ECLI:NL:RVS:2006:AV2975

Raad van State

Datum uitspraak
1 maart 2006
Publicatiedatum
4 april 2013
Zaaknummer
200503830/1
Instantie
Raad van State
Type
Uitspraak
Rechtsgebied
Bestuursrecht
Procedures
  • Hoger beroep
Rechters
Vindplaatsen
  • Rechtspraak.nl
AI samenvatting door LexboostAutomatisch gegenereerd

Hoger beroep tegen weigering handhavend optreden bij afwijking van bouwvergunning voor garage

In deze zaak gaat het om een hoger beroep van een appellant tegen de uitspraak van de rechtbank 's-Hertogenbosch, die op 18 maart 2005 een eerder besluit van het college van burgemeester en wethouders van Reusel-De Mierden had vernietigd.

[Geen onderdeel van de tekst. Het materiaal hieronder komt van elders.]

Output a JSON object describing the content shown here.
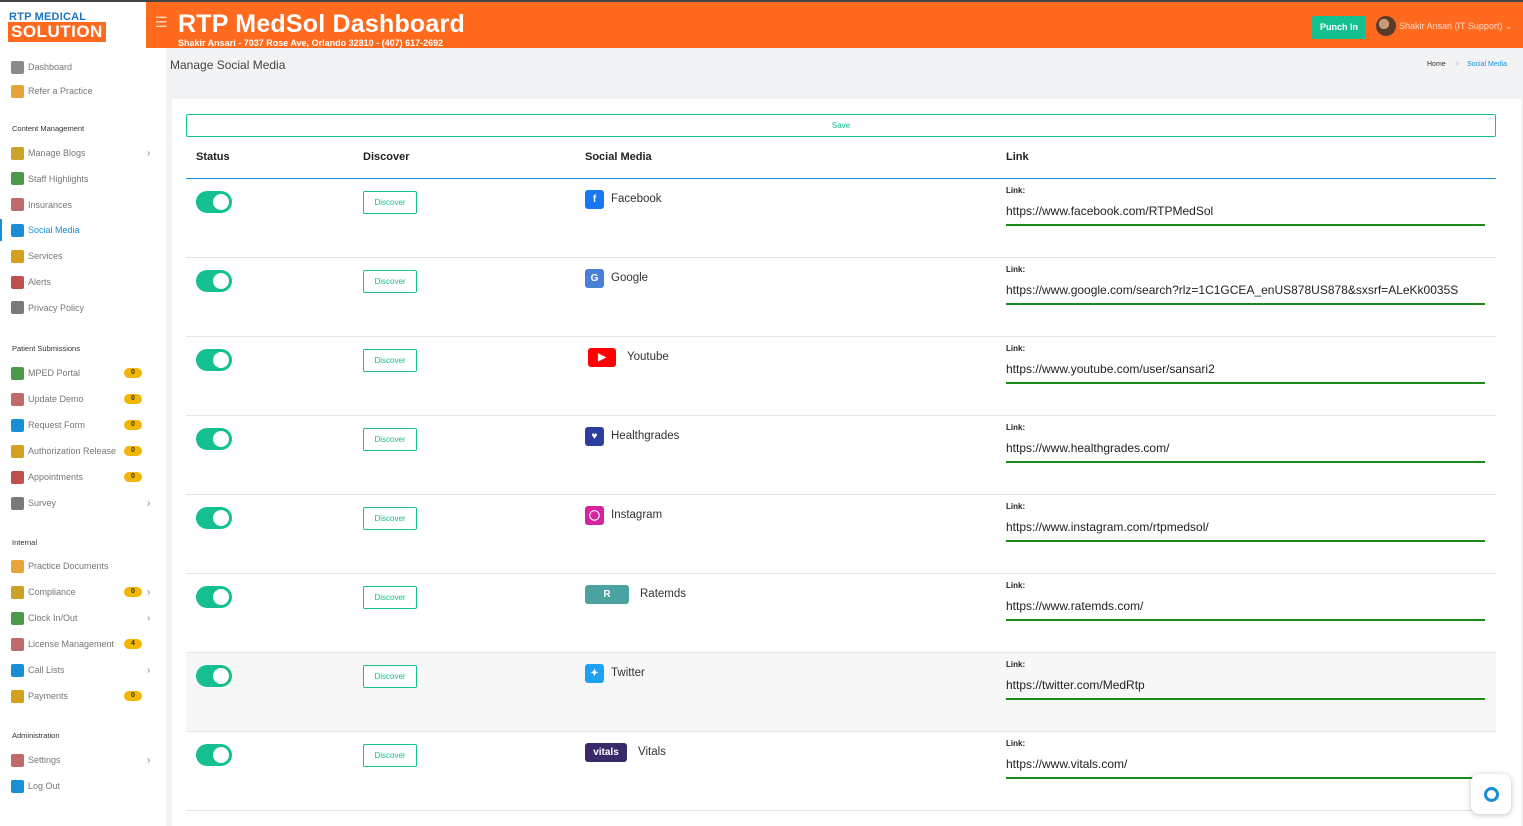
{
  "header": {
    "logo_top": "RTP MEDICAL",
    "logo_bottom": "SOLUTION",
    "title": "RTP MedSol Dashboard",
    "subtitle": "Shakir Ansari - 7037 Rose Ave, Orlando 32810 - (407) 617-2692",
    "punch_in": "Punch In",
    "user": "Shakir Ansari (IT Support)",
    "accent": "#ff6a1f"
  },
  "sidebar": {
    "top": [
      {
        "label": "Dashboard",
        "icon": "dashboard-icon"
      },
      {
        "label": "Refer a Practice",
        "icon": "refer-icon"
      }
    ],
    "content_title": "Content Management",
    "content": [
      {
        "label": "Manage Blogs",
        "icon": "blog-icon",
        "chevron": true
      },
      {
        "label": "Staff Highlights",
        "icon": "staff-icon"
      },
      {
        "label": "Insurances",
        "icon": "insurance-icon"
      },
      {
        "label": "Social Media",
        "icon": "social-media-icon",
        "active": true
      },
      {
        "label": "Services",
        "icon": "services-icon"
      },
      {
        "label": "Alerts",
        "icon": "alerts-icon"
      },
      {
        "label": "Privacy Policy",
        "icon": "privacy-icon"
      }
    ],
    "patient_title": "Patient Submissions",
    "patient": [
      {
        "label": "MPED Portal",
        "badge": "0"
      },
      {
        "label": "Update Demo",
        "badge": "0"
      },
      {
        "label": "Request Form",
        "badge": "0"
      },
      {
        "label": "Authorization Release",
        "badge": "0"
      },
      {
        "label": "Appointments",
        "badge": "0"
      },
      {
        "label": "Survey",
        "chevron": true
      }
    ],
    "internal_title": "Internal",
    "internal": [
      {
        "label": "Practice Documents"
      },
      {
        "label": "Compliance",
        "badge": "0",
        "chevron": true
      },
      {
        "label": "Clock In/Out",
        "chevron": true
      },
      {
        "label": "License Management",
        "badge": "4"
      },
      {
        "label": "Call Lists",
        "chevron": true
      },
      {
        "label": "Payments",
        "badge": "0"
      }
    ],
    "admin_title": "Administration",
    "admin": [
      {
        "label": "Settings",
        "chevron": true
      },
      {
        "label": "Log Out"
      }
    ]
  },
  "page": {
    "title": "Manage Social Media",
    "breadcrumb_home": "Home",
    "breadcrumb_current": "Social Media",
    "save": "Save",
    "columns": [
      "Status",
      "Discover",
      "Social Media",
      "Link"
    ],
    "discover_label": "Discover",
    "link_label": "Link:"
  },
  "rows": [
    {
      "name": "Facebook",
      "link": "https://www.facebook.com/RTPMedSol",
      "icon": "facebook-icon",
      "color": "#1877f2"
    },
    {
      "name": "Google",
      "link": "https://www.google.com/search?rlz=1C1GCEA_enUS878US878&sxsrf=ALeKk0035S",
      "icon": "google-icon",
      "color": "#4a7fd6"
    },
    {
      "name": "Youtube",
      "link": "https://www.youtube.com/user/sansari2",
      "icon": "youtube-icon",
      "color": "#ff0000"
    },
    {
      "name": "Healthgrades",
      "link": "https://www.healthgrades.com/",
      "icon": "healthgrades-icon",
      "color": "#2c3e9e"
    },
    {
      "name": "Instagram",
      "link": "https://www.instagram.com/rtpmedsol/",
      "icon": "instagram-icon",
      "color": "#d6249f"
    },
    {
      "name": "Ratemds",
      "link": "https://www.ratemds.com/",
      "icon": "ratemds-icon",
      "color": "#4aa3a0"
    },
    {
      "name": "Twitter",
      "link": "https://twitter.com/MedRtp",
      "icon": "twitter-icon",
      "color": "#1da1f2"
    },
    {
      "name": "Vitals",
      "link": "https://www.vitals.com/",
      "icon": "vitals-icon",
      "color": "#3a2a6a"
    }
  ]
}
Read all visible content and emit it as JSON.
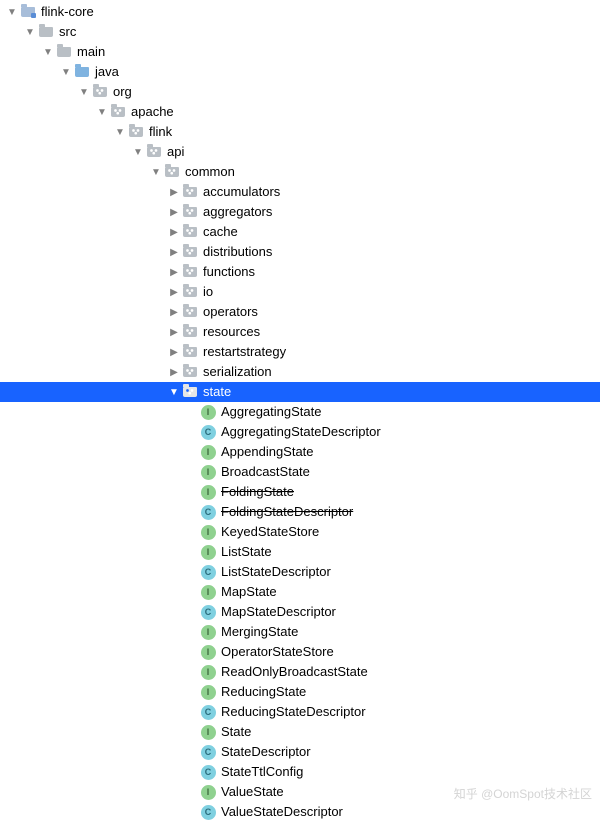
{
  "watermark": "知乎 @OomSpot技术社区",
  "tree": [
    {
      "depth": 0,
      "arrow": "down",
      "icon": "module",
      "label": "flink-core"
    },
    {
      "depth": 1,
      "arrow": "down",
      "icon": "folder",
      "label": "src"
    },
    {
      "depth": 2,
      "arrow": "down",
      "icon": "folder",
      "label": "main"
    },
    {
      "depth": 3,
      "arrow": "down",
      "icon": "src",
      "label": "java"
    },
    {
      "depth": 4,
      "arrow": "down",
      "icon": "pkg",
      "label": "org"
    },
    {
      "depth": 5,
      "arrow": "down",
      "icon": "pkg",
      "label": "apache"
    },
    {
      "depth": 6,
      "arrow": "down",
      "icon": "pkg",
      "label": "flink"
    },
    {
      "depth": 7,
      "arrow": "down",
      "icon": "pkg",
      "label": "api"
    },
    {
      "depth": 8,
      "arrow": "down",
      "icon": "pkg",
      "label": "common"
    },
    {
      "depth": 9,
      "arrow": "right",
      "icon": "pkg",
      "label": "accumulators"
    },
    {
      "depth": 9,
      "arrow": "right",
      "icon": "pkg",
      "label": "aggregators"
    },
    {
      "depth": 9,
      "arrow": "right",
      "icon": "pkg",
      "label": "cache"
    },
    {
      "depth": 9,
      "arrow": "right",
      "icon": "pkg",
      "label": "distributions"
    },
    {
      "depth": 9,
      "arrow": "right",
      "icon": "pkg",
      "label": "functions"
    },
    {
      "depth": 9,
      "arrow": "right",
      "icon": "pkg",
      "label": "io"
    },
    {
      "depth": 9,
      "arrow": "right",
      "icon": "pkg",
      "label": "operators"
    },
    {
      "depth": 9,
      "arrow": "right",
      "icon": "pkg",
      "label": "resources"
    },
    {
      "depth": 9,
      "arrow": "right",
      "icon": "pkg",
      "label": "restartstrategy"
    },
    {
      "depth": 9,
      "arrow": "right",
      "icon": "pkg",
      "label": "serialization"
    },
    {
      "depth": 9,
      "arrow": "down",
      "icon": "pkg",
      "label": "state",
      "selected": true
    },
    {
      "depth": 10,
      "arrow": "none",
      "icon": "interface",
      "label": "AggregatingState"
    },
    {
      "depth": 10,
      "arrow": "none",
      "icon": "class",
      "label": "AggregatingStateDescriptor"
    },
    {
      "depth": 10,
      "arrow": "none",
      "icon": "interface",
      "label": "AppendingState"
    },
    {
      "depth": 10,
      "arrow": "none",
      "icon": "interface",
      "label": "BroadcastState"
    },
    {
      "depth": 10,
      "arrow": "none",
      "icon": "interface",
      "label": "FoldingState",
      "strike": true
    },
    {
      "depth": 10,
      "arrow": "none",
      "icon": "class",
      "label": "FoldingStateDescriptor",
      "strike": true
    },
    {
      "depth": 10,
      "arrow": "none",
      "icon": "interface",
      "label": "KeyedStateStore"
    },
    {
      "depth": 10,
      "arrow": "none",
      "icon": "interface",
      "label": "ListState"
    },
    {
      "depth": 10,
      "arrow": "none",
      "icon": "class",
      "label": "ListStateDescriptor"
    },
    {
      "depth": 10,
      "arrow": "none",
      "icon": "interface",
      "label": "MapState"
    },
    {
      "depth": 10,
      "arrow": "none",
      "icon": "class",
      "label": "MapStateDescriptor"
    },
    {
      "depth": 10,
      "arrow": "none",
      "icon": "interface",
      "label": "MergingState"
    },
    {
      "depth": 10,
      "arrow": "none",
      "icon": "interface",
      "label": "OperatorStateStore"
    },
    {
      "depth": 10,
      "arrow": "none",
      "icon": "interface",
      "label": "ReadOnlyBroadcastState"
    },
    {
      "depth": 10,
      "arrow": "none",
      "icon": "interface",
      "label": "ReducingState"
    },
    {
      "depth": 10,
      "arrow": "none",
      "icon": "class",
      "label": "ReducingStateDescriptor"
    },
    {
      "depth": 10,
      "arrow": "none",
      "icon": "interface",
      "label": "State"
    },
    {
      "depth": 10,
      "arrow": "none",
      "icon": "class",
      "label": "StateDescriptor"
    },
    {
      "depth": 10,
      "arrow": "none",
      "icon": "class",
      "label": "StateTtlConfig"
    },
    {
      "depth": 10,
      "arrow": "none",
      "icon": "interface",
      "label": "ValueState"
    },
    {
      "depth": 10,
      "arrow": "none",
      "icon": "class",
      "label": "ValueStateDescriptor"
    }
  ]
}
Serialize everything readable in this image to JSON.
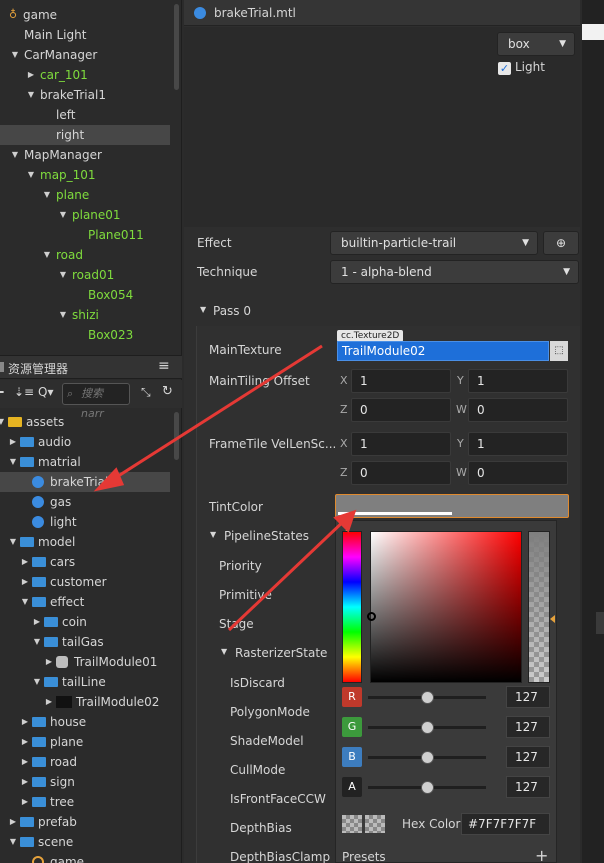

Het college had geweigerd handhavend op te treden tegen een garage die was gebouwd in afwijking van de verleende bouwvergunning. De rechtbank oordeelde dat de appellant niet als belanghebbende kon worden aangemerkt, omdat hij geen zicht had op de garage vanuit zijn woning. De appellant was het hier niet mee eens en stelde hoger beroep in.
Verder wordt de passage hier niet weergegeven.